A Friend of a Friend
Welch and Rawlings settled in to play together at Bob Boilen's desk as easily as if they were slipping on a pair of old boots. They've got the sort of magnetic chemistry that comes with writing and recording together for more than 15 years, but even with that history and their friendship, the two had to rethink the way they do things for Friend of a Friend.
"A lot of the arrangements we'd worked out over the years — the way we put chords, the way we sing together — I was shocked at how little they worked for my voice or my record," Rawlings says.
"We had learned to make records in a particular way because we were always framing [Welch's] voice, which is this large, takes-up-a-lot-of-space, very intimate, very good-sounding thing," he adds. "A beautiful tone. So you can frame it in a skeletal way. It almost seems to me that the less you put on her records, the more powerful they are. But when we started working that way with my voice, which is so different, it turned out that nothing from that approach was valid. So we had to find different sounds and treatments that we were happy with. I was really surprised when we started that we were in territory as uncharted as we were. We broke new ground from necessity."
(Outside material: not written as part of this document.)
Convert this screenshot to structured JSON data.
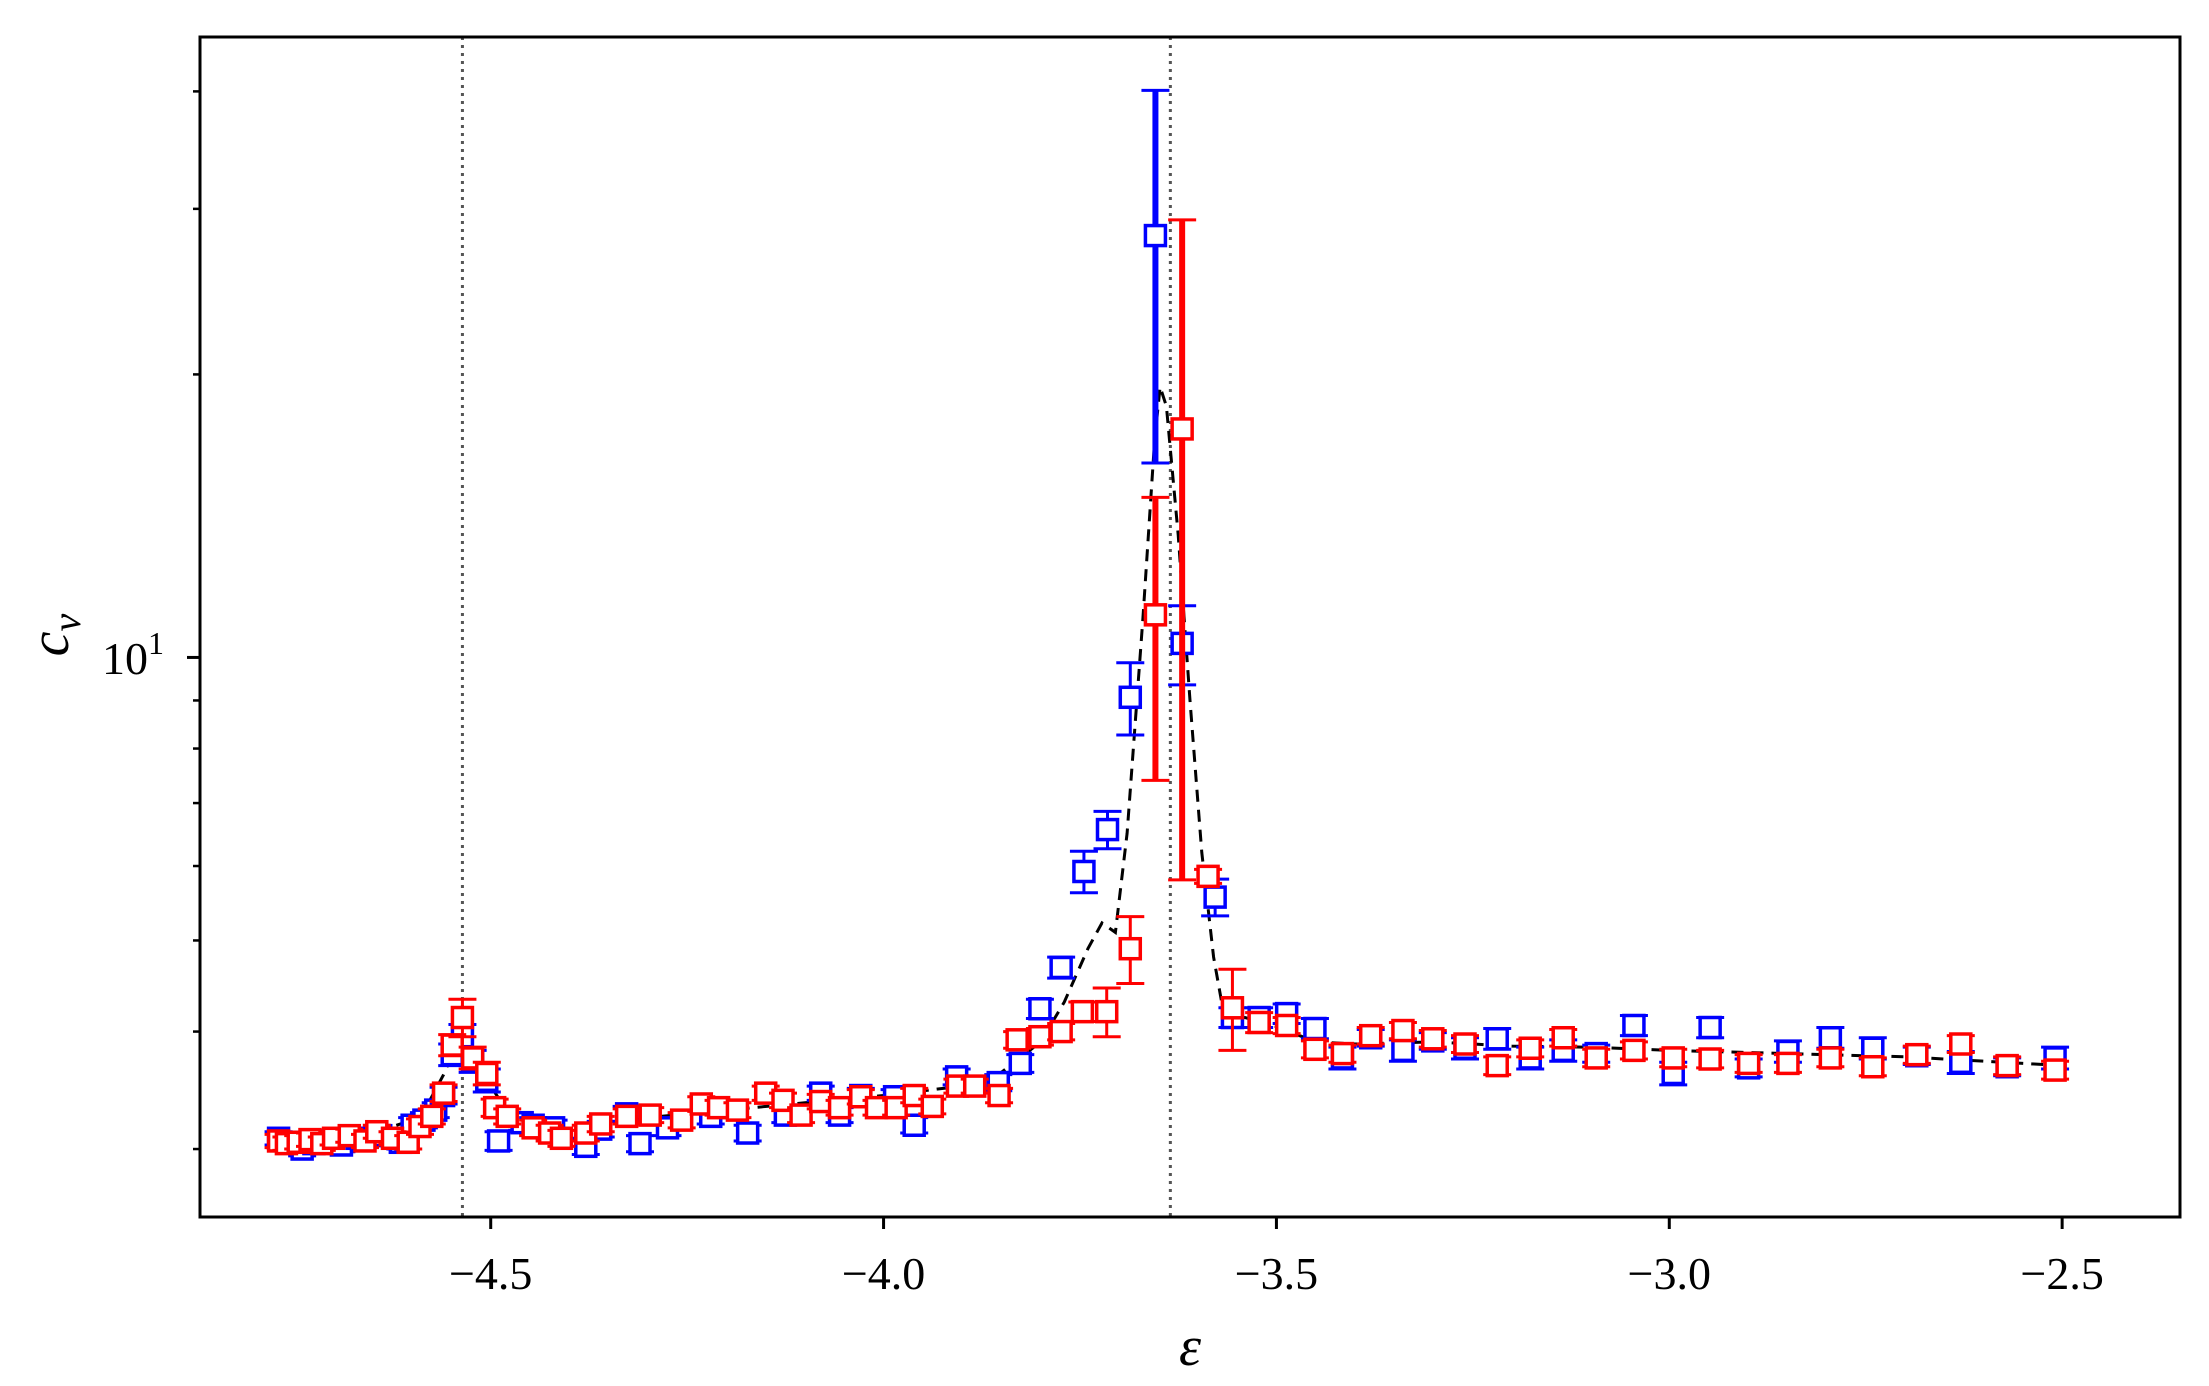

In this Tiny Desk Concert recording, Rawlings and Welch give a breathtaking performance to a packed office at NPR Music. Each was getting over a bad case of bronchitis, though you'd never know it. For a typical soundcheck, most artists will piddle through a few bars of something. But Rawlings and Welch took a full, and utterly thrilling, run through Bill Monroe's "I'm on My Way Back to the Old Home." It was almost as though they couldn't stop once they started. If they hadn't stopped, that would have been fine by us.